Am 22. Januar 2020 war der Jahrestag von „Roe v. Wade“ in den USA: Der Fall vor dem Obersten Gerichtshof, der den Schwangerschaftsabbruch 1973 unter das Recht auf Privatsphäre stellte und damit das Recht auf eine sichere und legale Abtreibung in der Verfassung verankerte. Expert*innen sehen Roe v. Wade heute durch unterschiedliche Gesetzesmaßnahmen einzelner Staaten und eine mögliche Neuaufrollung der Entscheidung gefährdeter als jemals zu vor. Auch in den USA stehen also bereits erkämpfte Rechte auf körperliche Selbstbestimmung wieder zur Disposition.
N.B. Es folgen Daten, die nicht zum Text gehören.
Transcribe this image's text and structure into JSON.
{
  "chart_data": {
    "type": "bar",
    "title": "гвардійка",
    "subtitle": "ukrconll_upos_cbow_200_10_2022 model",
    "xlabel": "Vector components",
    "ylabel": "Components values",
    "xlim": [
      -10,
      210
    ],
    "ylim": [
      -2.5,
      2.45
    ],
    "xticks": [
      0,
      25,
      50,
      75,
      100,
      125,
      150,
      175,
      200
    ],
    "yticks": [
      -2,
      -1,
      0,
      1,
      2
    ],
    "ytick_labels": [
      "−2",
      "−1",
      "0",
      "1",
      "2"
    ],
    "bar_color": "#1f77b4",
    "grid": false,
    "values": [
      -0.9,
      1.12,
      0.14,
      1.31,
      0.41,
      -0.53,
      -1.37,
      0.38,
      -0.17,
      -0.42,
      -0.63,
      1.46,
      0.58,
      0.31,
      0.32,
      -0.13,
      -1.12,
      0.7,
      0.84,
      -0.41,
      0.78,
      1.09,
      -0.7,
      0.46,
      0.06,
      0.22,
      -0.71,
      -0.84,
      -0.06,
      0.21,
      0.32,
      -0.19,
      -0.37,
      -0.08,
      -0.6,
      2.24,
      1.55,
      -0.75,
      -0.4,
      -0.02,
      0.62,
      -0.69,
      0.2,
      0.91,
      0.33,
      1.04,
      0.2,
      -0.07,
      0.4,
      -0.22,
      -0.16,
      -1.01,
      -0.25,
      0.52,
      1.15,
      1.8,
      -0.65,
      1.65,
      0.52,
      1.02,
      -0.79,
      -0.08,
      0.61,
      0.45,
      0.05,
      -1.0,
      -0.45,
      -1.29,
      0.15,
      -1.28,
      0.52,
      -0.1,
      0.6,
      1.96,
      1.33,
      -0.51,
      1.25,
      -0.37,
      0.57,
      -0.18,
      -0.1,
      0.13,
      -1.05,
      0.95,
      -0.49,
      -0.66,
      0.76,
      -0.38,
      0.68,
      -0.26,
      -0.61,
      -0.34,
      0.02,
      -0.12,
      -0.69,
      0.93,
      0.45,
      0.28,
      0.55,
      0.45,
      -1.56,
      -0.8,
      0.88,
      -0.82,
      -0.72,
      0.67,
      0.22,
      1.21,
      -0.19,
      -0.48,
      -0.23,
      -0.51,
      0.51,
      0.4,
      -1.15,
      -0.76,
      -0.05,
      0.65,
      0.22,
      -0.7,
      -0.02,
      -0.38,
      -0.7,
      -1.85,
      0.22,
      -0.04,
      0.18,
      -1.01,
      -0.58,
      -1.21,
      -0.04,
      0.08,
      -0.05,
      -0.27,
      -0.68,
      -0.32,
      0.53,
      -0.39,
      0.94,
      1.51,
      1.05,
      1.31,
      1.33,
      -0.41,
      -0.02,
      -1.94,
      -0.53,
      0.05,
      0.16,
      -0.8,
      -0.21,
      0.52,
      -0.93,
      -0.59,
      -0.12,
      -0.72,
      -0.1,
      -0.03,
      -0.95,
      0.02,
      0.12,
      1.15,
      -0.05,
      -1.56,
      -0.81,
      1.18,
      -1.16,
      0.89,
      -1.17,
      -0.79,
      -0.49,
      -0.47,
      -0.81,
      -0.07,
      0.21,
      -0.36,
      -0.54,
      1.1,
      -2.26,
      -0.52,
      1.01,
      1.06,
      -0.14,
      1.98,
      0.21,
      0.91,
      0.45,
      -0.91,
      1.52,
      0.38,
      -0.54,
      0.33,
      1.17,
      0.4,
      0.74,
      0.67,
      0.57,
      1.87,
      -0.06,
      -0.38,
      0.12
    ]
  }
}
Im amerikanischen „Bitch“-Magazin (Leseempfehlung!) ist gerade ein Artikel über sogenannte „Clinic escorts“, also Personen, die Menschen auf dem Weg in eine Abtreibungsklinik begleiten, um sie von den Protesten von Abtreibungsgegner*innen zu schützen, erschienen. Bei der Begleitung tragen die Freiwilligen eine Weste, auf der steht „Clinic Escort Volunteer“. Die Autorin, die selbst eine freiwillige Begleiterin ist, schreibt am Ende: „Menschen werden immer Abtreibungen brauchen, und Menschen werden dabei immer Unterstützung brauchen. Die Art der Klinikbegleitung wird sich vielleicht ändern, wenn die Gesetze sich verändern; aber die Idee hinter dem Westen-Job wird bleiben.“

Das ist das Versprechen, das man gebärfähigen Menschen geben kann. Es wird immer ein Support-System geben, auch im Verborgenen. Aber je verborgener es ist, umso gefährlicher wird es. Die körperliche Selbstbestimmung von Frauen und anderen Menschen, die schwanger werden können, wird immer noch als verhandelbar angesehen. Und deswegen muss weiterhin jede Studie Aufmerksamkeit bekommen, die einmal mehr belegt, dass Schwangerschaftsabbrüche keine psychischen Spätfolgen nach sich ziehen. Die Wahrheit ist: Schwangerschaftsabbrüche dürfen für die betroffene Person traurig sein. Sie dürfen aber erleichtern. Sie dürfen glücklich machen. Sie dürfen viele Gefühle auslösen. Und sie dürfen keine Gefühle auslösen. Nur eines dürfen sie nicht sein: verboten.